Song by Playboi Carti

from the album Whole Lotta Red
- Released: December 25, 2020
- Genre: Rage rap
- Length: 3:13
- Label: AWGE; Interscope;
- Songwriters: Jordan Carter; Jung Yean Cho;
- Producer: Art Dealer

Music video
- "Sky" on YouTube

= Sky (Playboi Carti song) =

2020 song by Playboi Carti

"Sky" is a song by American rapper Playboi Carti. It was released through AWGE and Interscope Records as the nineteenth track from Carti's second studio album, Whole Lotta Red, on December 25, 2020. The song was written by Playboi Carti, alongside producer Art Dealer. The track peaked at number four on the Bubbling Under Hot 100 chart.

It is well known for its viral “Wake up / It’s the first of the month” line, which is part of a monthly TikTok trend on the first of each month. The line is an homage to Bone Thugs-n-Harmony's song "1st of tha Month".

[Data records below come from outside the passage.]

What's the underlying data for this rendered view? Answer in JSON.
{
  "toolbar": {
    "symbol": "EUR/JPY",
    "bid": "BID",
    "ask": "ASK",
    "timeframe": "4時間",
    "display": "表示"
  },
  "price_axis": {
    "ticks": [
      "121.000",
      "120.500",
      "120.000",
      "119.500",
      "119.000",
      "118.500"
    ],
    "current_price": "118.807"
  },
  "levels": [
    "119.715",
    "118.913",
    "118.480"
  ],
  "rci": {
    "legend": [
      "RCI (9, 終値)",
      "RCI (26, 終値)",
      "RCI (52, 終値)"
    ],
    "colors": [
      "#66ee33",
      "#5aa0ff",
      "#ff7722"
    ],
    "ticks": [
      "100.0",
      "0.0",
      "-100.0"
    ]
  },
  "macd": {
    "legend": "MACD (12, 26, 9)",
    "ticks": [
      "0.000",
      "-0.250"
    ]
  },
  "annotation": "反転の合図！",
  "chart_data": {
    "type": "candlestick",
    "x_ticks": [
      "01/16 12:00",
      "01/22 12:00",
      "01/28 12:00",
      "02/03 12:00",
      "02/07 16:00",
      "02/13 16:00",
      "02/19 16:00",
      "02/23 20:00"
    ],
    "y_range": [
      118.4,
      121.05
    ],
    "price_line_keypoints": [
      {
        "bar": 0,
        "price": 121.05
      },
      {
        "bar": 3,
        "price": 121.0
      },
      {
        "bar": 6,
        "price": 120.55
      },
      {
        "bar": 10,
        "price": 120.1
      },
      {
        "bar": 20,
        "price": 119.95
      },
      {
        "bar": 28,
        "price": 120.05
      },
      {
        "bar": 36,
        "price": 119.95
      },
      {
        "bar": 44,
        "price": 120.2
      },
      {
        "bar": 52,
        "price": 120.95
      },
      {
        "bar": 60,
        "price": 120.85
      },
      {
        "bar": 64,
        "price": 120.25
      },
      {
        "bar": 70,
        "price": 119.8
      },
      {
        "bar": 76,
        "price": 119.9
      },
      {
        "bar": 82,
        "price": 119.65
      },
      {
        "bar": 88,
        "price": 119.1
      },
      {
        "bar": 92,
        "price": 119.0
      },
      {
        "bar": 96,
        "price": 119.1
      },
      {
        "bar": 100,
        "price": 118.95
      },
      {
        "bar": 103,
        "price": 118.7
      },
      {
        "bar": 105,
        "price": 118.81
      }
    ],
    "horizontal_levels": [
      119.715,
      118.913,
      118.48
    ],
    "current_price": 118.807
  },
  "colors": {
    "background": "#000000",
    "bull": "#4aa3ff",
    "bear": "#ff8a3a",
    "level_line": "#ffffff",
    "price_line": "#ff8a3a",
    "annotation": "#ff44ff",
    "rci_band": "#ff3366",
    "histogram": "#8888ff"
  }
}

== Credits and personnel ==

- Jordan Carter – vocals, songwriter
- Jung Yean Cho – producer, songwriter
- Roark Bailey – mixing
- Marcus Fritz – mixing assistance
- Colin Leonard – mastering

== Music video ==
The official music video would release on April 2, 2021, and was directed by Nick Walker. It finds Carti and a whole crew of young punks embracing some senseless mayhem as they ransack a grocery store. As Carti spits the woozy track, he and his cohort empty the shelves and cash registers, knock over displays, and ride carts down the aisles as the camera cuts between footage shaded a bright green and faux-security cam footage. It also features a cameo from Destroy Lonely. As of April 2025, the video has gained over 100 million views.

== Charts ==

| Chart (2021) | Peak position |
|---|---|
| Canada Hot 100 (Billboard) | 78 |
| US Bubbling Under Hot 100 (Billboard) | 4 |
| US Hot R&B/Hip-Hop Songs (Billboard) | 34 |

== Certifications ==

| Region | Certification | Certified units/sales |
| Brazil (Pro-Música Brasil) | 3× Platinum | 120,000^{‡} |
| France (SNEP) | Gold | 100,000^{‡} |
| New Zealand (RMNZ) | Platinum | 30,000^{‡} |
| Poland (ZPAV) | 2× Platinum | 100,000^{‡} |
| United Kingdom (BPI) | Gold | 400,000^{‡} |
^{‡} Sales+streaming figures based on certification alone.